Many major industrial nations have sought the design of a greenhouse gas emissions trading program that can provide corporations and others an organized, market-based mechanism for cost-effectively reducing global warming gases. Current systems do not effectively address climate change by requiring increased energy efficiency, while offering participating entities significant commercial opportunities.
Examples of barriers to current systems that involve energy efficiency credit trading include regulatory uncertainty; lack of a clear, widely-accepted definition of the commodity; lack of standards for monitoring, verification, and trade documentation; difficulty in efficiently adapting to changes in business (i.e., scalability); difficulty in properly addressing diverse characteristics of multiple business sectors and other energy users; and lack of organized markets and clear market prices. Other barriers and challenges also exist. These barriers significantly impede progress in adoption of such a program and the corresponding greenhouse gas reductions by raising the costs to participating entities and administrators of the program.

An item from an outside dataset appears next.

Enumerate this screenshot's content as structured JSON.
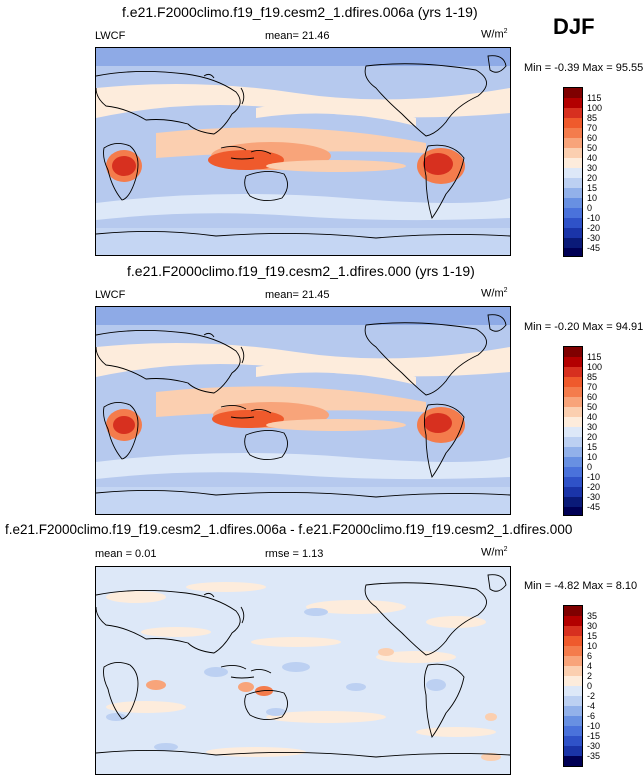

Thus, there is a need for a system that reduces energy use relative to production, so that it neither hampers businesses from ramping up production of goods, services or revenues, nor creates a windfall for business that decrease production. The system must be efficient both for the subject energy users and the administrator of the system. An integrated computerized system that limits rights to use energy relative to production, and that allows rights to be transferred on an organized trading system will promote energy efficiency and the reduction of greenhouse gas emissions.